One of The New Yorker’s most consistently satisfying cartoonists is Bruce Eric Kaplan, who has a distinctive signature (that little “BEK’ encased in three squares) but doesn’t need it — his blocky, bottom-heavy figures look like nobody else’s. (Except for the anxious, soullessly blank circles they have for eyes, which bring to mind the substantially more optimistic Little Orphan Annie.) His characters are always making deadpan observations that yank clouds of postmodern malaise out of the sky and condense them into bitterly funny pills, or pulling back the curtain on truths we all fear but can’t bear to acknowledge. “This is a little embarrassing to admit,” God informs a newly haloed angel, “but everything that happens happens for no real reason.”

The biggest revelation of all is the focus of Kaplan’s new book, Edmund and Rosemary Go to Hell (Simon & Schuster), in which his New Yorker one-panel gags are dropped in favor of storybook format — one drawing per page, with typed text trickling across it — that tells a single story. Readable in just a few minutes, it’s a bedtime story for adults who don’t want to sleep soundly. The premise, after all, is that the modern world’s myriad undeniable annoyances are proof that we’re all actually living out the afterlife’s ugly side, we just haven’t realized it. Sure, it’s a one-note tale, but the note plays big.

Books in which cartoonists stray from comic conventions, pulling dialogue and narration out of their panels and typing them as captions, can often be less satisfying or more ephemeral than their usual work. As a Sandman fan, for instance, I’ve never cared for Neil Gaiman’s outings with prose. One such venture, though, pleased enough readers for enough years that it has been resurrected almost a century after its debut.

Oh Skin-nay! The Days of Real Sport (Drawn and Quarterly) was a 1913 collaboration between Wilbur D. Nesbit and cartoonist Clare Briggs (known professionally as just “Briggs”). A nostalgic romp, it follows a 12-year-old kid through a small town still firmly in the Mark-Twain era. Again, the single-panel pictures here wouldn’t work on their own, except as illustration for the slice-of-life poems (full of cornball replications of rural speech) accompanying them. For most modern readers, the main appeal will be anthropological: The book brings to life the everyday rituals and homely pleasures of a world reliant on ice wagons and wood stoves. But it clearly has a deeper hold on journalist Jeet Heer, who supplies a lovingly thorough biography of the cartoonist as an afterword to this volume, which otherwise is an exact facsimile of the original publication. (Incidentally, Briggs’s turn-of-the-century newspaper strips influenced the first crop of New Yorker cartoonists.)

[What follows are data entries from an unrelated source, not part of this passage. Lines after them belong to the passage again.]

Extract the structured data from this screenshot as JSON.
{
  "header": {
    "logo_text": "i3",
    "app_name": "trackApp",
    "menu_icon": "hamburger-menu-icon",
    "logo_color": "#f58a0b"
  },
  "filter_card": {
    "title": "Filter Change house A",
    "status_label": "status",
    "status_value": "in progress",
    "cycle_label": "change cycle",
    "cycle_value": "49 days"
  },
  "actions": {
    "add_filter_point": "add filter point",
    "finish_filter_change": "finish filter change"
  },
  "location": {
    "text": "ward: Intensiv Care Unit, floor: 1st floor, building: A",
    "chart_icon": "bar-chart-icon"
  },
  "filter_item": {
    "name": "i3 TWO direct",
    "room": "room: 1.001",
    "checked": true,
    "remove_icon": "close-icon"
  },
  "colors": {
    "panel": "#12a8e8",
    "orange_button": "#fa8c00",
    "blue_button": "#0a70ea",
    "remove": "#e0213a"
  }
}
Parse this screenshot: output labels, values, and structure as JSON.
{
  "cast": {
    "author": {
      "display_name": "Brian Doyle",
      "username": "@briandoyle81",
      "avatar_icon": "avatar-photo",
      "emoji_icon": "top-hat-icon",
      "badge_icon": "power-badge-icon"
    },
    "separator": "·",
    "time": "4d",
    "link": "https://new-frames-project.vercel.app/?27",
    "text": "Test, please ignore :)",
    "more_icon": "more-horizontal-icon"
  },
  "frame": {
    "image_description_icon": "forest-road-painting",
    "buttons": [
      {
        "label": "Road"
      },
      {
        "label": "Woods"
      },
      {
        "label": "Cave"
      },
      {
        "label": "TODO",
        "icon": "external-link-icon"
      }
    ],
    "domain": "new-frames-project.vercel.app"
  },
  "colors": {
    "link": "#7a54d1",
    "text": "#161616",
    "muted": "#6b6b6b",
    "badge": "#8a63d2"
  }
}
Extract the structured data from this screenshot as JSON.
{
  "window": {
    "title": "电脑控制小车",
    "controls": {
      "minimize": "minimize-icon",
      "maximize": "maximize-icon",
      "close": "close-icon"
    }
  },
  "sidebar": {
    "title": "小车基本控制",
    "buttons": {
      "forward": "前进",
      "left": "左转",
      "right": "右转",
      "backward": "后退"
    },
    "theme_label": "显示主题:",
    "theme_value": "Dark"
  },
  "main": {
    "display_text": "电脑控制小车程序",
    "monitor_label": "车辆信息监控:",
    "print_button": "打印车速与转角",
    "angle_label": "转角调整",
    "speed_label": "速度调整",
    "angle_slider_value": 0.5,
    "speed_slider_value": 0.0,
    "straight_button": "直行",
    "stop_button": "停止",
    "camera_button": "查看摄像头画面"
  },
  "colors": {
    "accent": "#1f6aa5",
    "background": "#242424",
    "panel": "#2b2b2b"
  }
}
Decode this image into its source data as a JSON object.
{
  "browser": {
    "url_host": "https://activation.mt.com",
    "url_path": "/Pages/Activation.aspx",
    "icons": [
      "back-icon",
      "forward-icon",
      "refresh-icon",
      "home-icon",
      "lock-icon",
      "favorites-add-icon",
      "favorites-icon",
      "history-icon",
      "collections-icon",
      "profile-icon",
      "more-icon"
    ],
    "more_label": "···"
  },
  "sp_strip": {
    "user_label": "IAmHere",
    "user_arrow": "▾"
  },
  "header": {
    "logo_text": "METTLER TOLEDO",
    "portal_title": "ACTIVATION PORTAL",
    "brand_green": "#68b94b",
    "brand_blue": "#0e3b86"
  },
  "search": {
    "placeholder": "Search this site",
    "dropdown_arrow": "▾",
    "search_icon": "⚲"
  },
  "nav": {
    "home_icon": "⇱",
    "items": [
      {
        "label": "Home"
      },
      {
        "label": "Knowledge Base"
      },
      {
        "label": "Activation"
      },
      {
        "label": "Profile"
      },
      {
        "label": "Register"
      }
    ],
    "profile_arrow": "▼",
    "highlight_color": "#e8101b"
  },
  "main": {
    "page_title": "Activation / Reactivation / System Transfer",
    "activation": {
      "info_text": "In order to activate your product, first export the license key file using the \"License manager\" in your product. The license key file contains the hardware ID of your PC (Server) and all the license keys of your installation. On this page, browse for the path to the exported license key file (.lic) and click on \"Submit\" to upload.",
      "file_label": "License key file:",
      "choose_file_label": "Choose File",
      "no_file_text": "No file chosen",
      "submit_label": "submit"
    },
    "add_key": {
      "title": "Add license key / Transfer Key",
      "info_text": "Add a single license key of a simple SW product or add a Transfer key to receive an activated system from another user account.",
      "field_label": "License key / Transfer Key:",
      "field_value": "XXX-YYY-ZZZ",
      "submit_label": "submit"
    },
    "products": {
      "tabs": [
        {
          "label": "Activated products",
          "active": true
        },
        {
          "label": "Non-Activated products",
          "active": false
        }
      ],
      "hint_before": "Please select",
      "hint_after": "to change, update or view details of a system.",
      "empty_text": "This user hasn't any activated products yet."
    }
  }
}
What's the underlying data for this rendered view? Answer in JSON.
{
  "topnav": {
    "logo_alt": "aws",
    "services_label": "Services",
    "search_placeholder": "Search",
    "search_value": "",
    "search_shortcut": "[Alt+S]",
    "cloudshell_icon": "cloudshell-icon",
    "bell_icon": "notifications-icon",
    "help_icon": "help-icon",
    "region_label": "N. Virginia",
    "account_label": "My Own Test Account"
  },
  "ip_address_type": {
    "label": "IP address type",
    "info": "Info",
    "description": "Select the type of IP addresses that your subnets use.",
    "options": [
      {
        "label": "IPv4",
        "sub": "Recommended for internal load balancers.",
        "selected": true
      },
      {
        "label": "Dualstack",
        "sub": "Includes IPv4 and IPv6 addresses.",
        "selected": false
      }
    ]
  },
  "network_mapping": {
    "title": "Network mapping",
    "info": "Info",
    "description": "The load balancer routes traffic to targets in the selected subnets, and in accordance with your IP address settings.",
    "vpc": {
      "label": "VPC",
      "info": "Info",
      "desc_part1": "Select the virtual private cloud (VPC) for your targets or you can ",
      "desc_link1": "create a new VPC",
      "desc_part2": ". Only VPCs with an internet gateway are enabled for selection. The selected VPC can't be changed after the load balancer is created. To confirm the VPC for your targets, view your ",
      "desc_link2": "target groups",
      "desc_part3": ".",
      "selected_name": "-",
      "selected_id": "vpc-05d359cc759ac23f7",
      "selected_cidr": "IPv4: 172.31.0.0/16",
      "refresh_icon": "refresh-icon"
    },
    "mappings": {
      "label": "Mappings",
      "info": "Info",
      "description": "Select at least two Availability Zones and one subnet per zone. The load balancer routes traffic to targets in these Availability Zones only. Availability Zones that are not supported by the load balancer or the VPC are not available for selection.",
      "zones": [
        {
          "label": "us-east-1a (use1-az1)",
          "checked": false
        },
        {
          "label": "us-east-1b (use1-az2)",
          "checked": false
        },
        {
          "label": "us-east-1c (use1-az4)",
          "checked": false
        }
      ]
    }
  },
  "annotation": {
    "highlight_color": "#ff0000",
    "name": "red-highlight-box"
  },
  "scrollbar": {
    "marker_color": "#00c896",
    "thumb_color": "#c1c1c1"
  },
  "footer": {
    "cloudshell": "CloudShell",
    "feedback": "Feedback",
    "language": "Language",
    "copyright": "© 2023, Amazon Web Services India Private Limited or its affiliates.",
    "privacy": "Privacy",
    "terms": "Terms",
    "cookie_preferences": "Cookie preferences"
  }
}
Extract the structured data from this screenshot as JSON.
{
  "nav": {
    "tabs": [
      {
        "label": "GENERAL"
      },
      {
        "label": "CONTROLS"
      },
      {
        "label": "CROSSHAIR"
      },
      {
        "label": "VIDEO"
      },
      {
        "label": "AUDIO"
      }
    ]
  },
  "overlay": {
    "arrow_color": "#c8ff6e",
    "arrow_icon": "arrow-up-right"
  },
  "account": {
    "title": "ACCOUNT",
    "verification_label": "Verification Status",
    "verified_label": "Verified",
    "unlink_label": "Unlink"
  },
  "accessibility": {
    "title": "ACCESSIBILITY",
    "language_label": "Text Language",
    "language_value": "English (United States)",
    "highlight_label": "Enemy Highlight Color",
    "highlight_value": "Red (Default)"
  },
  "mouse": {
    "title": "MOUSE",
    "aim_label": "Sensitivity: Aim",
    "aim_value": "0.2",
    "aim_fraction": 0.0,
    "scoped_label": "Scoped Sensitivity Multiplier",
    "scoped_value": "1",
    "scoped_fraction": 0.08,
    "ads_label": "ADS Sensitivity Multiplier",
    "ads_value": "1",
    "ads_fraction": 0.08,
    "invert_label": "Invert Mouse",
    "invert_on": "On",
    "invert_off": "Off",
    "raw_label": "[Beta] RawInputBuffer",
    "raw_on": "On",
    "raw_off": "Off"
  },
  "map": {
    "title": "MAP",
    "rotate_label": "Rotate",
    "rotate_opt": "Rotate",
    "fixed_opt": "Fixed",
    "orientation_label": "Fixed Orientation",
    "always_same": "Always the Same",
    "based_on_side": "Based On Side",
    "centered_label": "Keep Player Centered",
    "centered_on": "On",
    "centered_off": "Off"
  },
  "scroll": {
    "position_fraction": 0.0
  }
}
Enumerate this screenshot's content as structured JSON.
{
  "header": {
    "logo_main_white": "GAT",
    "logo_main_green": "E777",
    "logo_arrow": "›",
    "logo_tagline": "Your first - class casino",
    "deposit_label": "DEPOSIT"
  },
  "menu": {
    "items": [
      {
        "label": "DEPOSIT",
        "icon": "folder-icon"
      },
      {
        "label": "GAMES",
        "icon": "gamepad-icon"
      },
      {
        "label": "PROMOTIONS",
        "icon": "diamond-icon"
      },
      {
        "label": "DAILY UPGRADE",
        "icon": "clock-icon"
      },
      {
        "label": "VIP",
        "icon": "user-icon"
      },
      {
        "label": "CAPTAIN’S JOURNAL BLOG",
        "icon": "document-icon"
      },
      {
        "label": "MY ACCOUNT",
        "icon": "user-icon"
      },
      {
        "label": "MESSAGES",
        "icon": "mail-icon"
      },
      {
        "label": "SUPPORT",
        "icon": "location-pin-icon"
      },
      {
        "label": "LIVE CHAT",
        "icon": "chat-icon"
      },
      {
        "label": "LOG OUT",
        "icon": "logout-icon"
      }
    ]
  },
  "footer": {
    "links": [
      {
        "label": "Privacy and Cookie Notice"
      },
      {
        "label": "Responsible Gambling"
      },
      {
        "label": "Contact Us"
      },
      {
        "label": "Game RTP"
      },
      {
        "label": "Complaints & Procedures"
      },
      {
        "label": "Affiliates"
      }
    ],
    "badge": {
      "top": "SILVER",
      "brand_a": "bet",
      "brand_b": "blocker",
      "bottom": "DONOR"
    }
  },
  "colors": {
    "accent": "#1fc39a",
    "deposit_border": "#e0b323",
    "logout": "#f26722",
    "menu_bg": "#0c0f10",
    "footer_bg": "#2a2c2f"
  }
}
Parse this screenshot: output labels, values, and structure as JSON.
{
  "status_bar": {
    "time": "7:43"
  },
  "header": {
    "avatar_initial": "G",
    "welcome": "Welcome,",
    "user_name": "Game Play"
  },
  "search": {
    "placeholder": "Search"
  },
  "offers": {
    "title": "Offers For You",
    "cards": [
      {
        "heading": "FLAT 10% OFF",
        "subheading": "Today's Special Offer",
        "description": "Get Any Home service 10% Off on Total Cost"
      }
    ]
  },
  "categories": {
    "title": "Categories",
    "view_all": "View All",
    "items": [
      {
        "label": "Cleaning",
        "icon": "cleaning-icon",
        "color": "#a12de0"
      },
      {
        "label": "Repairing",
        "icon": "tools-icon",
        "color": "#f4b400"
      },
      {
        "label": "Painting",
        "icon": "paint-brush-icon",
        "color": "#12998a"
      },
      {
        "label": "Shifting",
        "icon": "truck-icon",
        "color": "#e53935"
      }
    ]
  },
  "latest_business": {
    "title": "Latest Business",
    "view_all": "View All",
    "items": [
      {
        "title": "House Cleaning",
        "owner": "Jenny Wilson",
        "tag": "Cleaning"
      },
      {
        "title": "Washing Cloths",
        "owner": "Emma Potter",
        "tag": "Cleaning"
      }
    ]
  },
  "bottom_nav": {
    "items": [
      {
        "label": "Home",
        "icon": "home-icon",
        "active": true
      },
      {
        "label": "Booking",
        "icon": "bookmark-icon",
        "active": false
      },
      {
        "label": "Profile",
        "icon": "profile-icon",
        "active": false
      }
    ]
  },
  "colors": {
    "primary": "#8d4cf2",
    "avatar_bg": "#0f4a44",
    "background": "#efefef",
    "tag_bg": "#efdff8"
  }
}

As otherworldly as Skin-nay feels now, it’s not half as exotic as the work of Marcel Dzama, which is presented in The Berlin Years with the weird, loving care that publisher McSweeney’s devotes to nearly every title in its bookshelf-challenging catalog. While the McSweeney’s journal is more likely to take the form of 30 pamphlets in a cigar box than a single paperback volume, Berlin Years smuggles a recreation of the artist’s notebook within a more conventional portfolio of (suitable for framing!) illustrations. The only informative text, an interview by Sarah Vowell, is printed on the slipcover.

Inside are enigmatic, fantasy-tinged visions that can lean toward gallery-ready imagery (Dzama is known primarily as a fine artist) but more often have the feel of twisted cartoons: Seeing a smiling tree stump handing a cigarette to an ailing man, or a giant bat nibbling a stylish woman’s arm, it’s hard not to imagine the words Charles Addams or Edward Gorey would scribble underneath. Some of the drawings do have witty captions, like the one depicting “the invention of skeletons,” but for denser word-image interplay you must look to the notebook, where found images, Duchampian collisions, and chunks of handwritten text open the door on an imagination where Dracula, Noah’s Ark, and fairy-tale creatures live side by side.

It may sound as scary as living in Hell, but it looks like a lot more fun.